Außerdem wird er für Missmanagement in der Coronakrise verantwortlich gemacht, wodurch Slowenien zu den Staaten mit den relativ meisten Coronatoten weltweit zähle.

„Die Abstimmung wird zeigen, wer für den Status Quo ist und wer dafür, dass das Land wieder in normale Fahrwasser zurückkehrt, damit es einen EU-Vorsitz geben wird, für den wir uns nicht schämen müssen“, sagte der frühere Ministerpräsident Marjan Sarec mit Blick auf die slowenische EU-Ratspräsidentschaft im zweiten Halbjahr.

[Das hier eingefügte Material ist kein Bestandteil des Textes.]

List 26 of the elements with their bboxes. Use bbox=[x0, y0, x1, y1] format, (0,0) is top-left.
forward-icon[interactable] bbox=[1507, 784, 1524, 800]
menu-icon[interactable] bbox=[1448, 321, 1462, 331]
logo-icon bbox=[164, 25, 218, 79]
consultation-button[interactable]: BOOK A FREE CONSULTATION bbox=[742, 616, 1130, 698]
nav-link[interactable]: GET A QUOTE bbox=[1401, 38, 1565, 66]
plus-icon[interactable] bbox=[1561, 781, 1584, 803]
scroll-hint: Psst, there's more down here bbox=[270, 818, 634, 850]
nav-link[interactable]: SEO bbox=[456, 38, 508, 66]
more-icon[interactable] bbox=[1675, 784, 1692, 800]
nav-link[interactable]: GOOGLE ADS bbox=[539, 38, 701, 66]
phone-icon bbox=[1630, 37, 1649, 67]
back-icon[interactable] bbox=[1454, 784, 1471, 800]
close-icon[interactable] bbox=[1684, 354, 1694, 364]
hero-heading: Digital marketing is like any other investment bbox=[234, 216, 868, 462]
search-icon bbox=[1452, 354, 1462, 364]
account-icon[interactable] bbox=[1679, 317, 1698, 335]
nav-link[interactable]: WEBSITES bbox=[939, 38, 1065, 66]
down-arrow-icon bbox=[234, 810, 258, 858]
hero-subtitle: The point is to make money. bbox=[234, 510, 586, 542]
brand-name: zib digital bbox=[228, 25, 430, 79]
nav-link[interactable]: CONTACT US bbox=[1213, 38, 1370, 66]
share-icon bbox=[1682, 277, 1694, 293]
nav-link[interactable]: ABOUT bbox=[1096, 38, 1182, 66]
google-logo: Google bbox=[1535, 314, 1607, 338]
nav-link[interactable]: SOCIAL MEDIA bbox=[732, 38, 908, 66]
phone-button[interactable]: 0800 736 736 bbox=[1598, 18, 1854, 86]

Sarec ließ unerwähnt, dass er mit seinem Rücktritt im Februar das Comeback Jansas ermöglicht hatte. Sarec wollte damals vorgezogene Neuwahlen erzwingen, bewirkte aber einen Seitenwechsel von zwei Koalitionspartnern, darunter die Demokratische Pensionistenpartei (DeSUS).

Die Chefin der Sozialdemokraten, Tanja Fajon, wertete die Unterstützung der Premiers-Kandidatur des neuen DeSUS-Chefs Erjavec als Zeichen dafür, dass es dem Oppositionsbündnis nicht um eigene Posten gehe. DeSUS ist nämlich die kleinste Partei des Anti-Jansa-Bündnisses. Erjavec hatte kürzlich ein Comeback als DeSUS-Chef geschafft und seine Partei dann gleich aus der Koalition geführt, womit er die Basis für das Misstrauensvotum legte.

Als entscheidend wird das Verhalten der liberalen „Partei des modernen Zentrums“ (SMS) gewertet, die bisher noch zu Jansa hält. Slowenien soll im zweiten Halbjahr den EU-Ratsvorsitz führen.